L’exemple de la photographie peut aussi être évoqué ici. Elle est un art à part entière parce qu’elle a la possibilité d’aller au-delà des apparences, elle qui pourtant est née du désir vain de l’homme de figer les apparences. Vain car « aucune image ne clôturera jamais la représentation de la réalité ».[6]
Les choses, comme les êtres, Dieu Lui-Même n’ont pas d’image propre.
« On ne voit pas une œuvre pour ce qu’elle est et pour ce qu’elle donne à voir, mais pour ce qu’elle vaut comme apparence de l’invisible, comme métaphore visuelle. » [7]
Devraient donc nous intéresser toutes les créations ayant pour mobile de rendre accessible l’invisible au moyen du visible. Sans doute est-ce cela qui explique notre attachement ici-même à certaines œuvres venues d’Afrique, d’Océanie, du Cambodge, de Chine…
Bien sûr, l’art procède également de la pensée rationnelle de l’ingénieur.
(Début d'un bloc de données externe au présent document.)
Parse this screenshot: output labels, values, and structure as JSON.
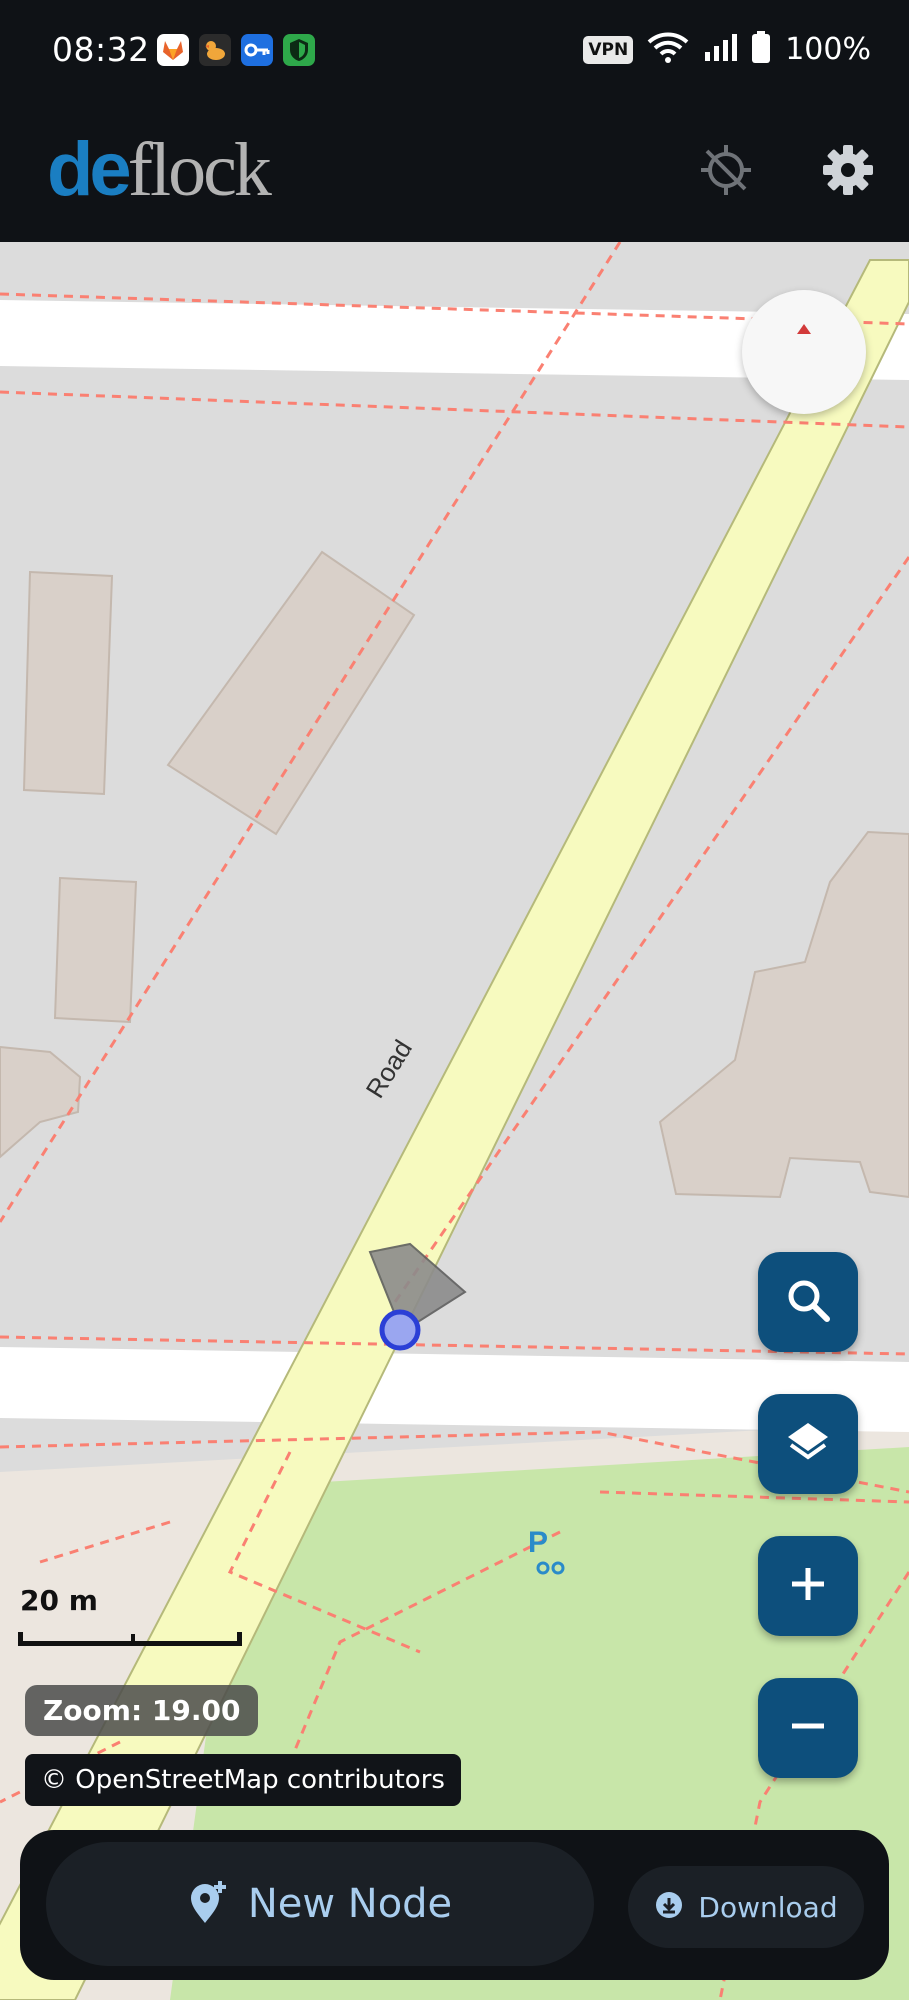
{
  "status_bar": {
    "time": "08:32",
    "apps": [
      {
        "icon": "gitlab-fox-icon",
        "bg": "#ffffff"
      },
      {
        "icon": "duck-icon",
        "bg": "#2b2b2b"
      },
      {
        "icon": "key-icon",
        "bg": "#1e6fe0"
      },
      {
        "icon": "shield-icon",
        "bg": "#2ea84a"
      }
    ],
    "vpn": "VPN",
    "battery": "100%"
  },
  "app_bar": {
    "logo_de": "de",
    "logo_flock": "flock",
    "icons": [
      "location-disabled-icon",
      "gear-icon"
    ]
  },
  "map": {
    "road_label": "Road",
    "scale_label": "20 m",
    "zoom_text": "Zoom: 19.00",
    "attribution": "© OpenStreetMap contributors",
    "colors": {
      "background": "#dcdcdc",
      "building": "#d9d0c9",
      "main_road": "#f7fabf",
      "street": "#ffffff",
      "park": "#c8e6a9",
      "path": "#fa8072",
      "location": "#2b3fd6"
    }
  },
  "fabs": [
    {
      "name": "search-button",
      "icon": "search-icon"
    },
    {
      "name": "layers-button",
      "icon": "layers-icon"
    },
    {
      "name": "zoom-in-button",
      "icon": "plus-icon"
    },
    {
      "name": "zoom-out-button",
      "icon": "minus-icon"
    }
  ],
  "bottom_bar": {
    "new_node_label": "New Node",
    "download_label": "Download"
  },
  "accent": "#0d4f7c"
}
Il suffit d’admirer les réalisations des artistes issus des mouvements De Stijl et Bauhaus, du Constructivisme et du Productivisme… Mais pour l’essentiel, l’art ne procède-t-il pas davantage de la pensée primitive et dite sauvage? [8]
Le collectionneur Karl Heinrich Müller qui a réuni ces œuvres, comme les collectionneurs les mieux investis dans leur passion ne sont-ils pas des passeurs de sémiophores[9] , ces pièces de collections conservées pour leurs qualités d’objets intermédiaires entre le visible et l’invisible?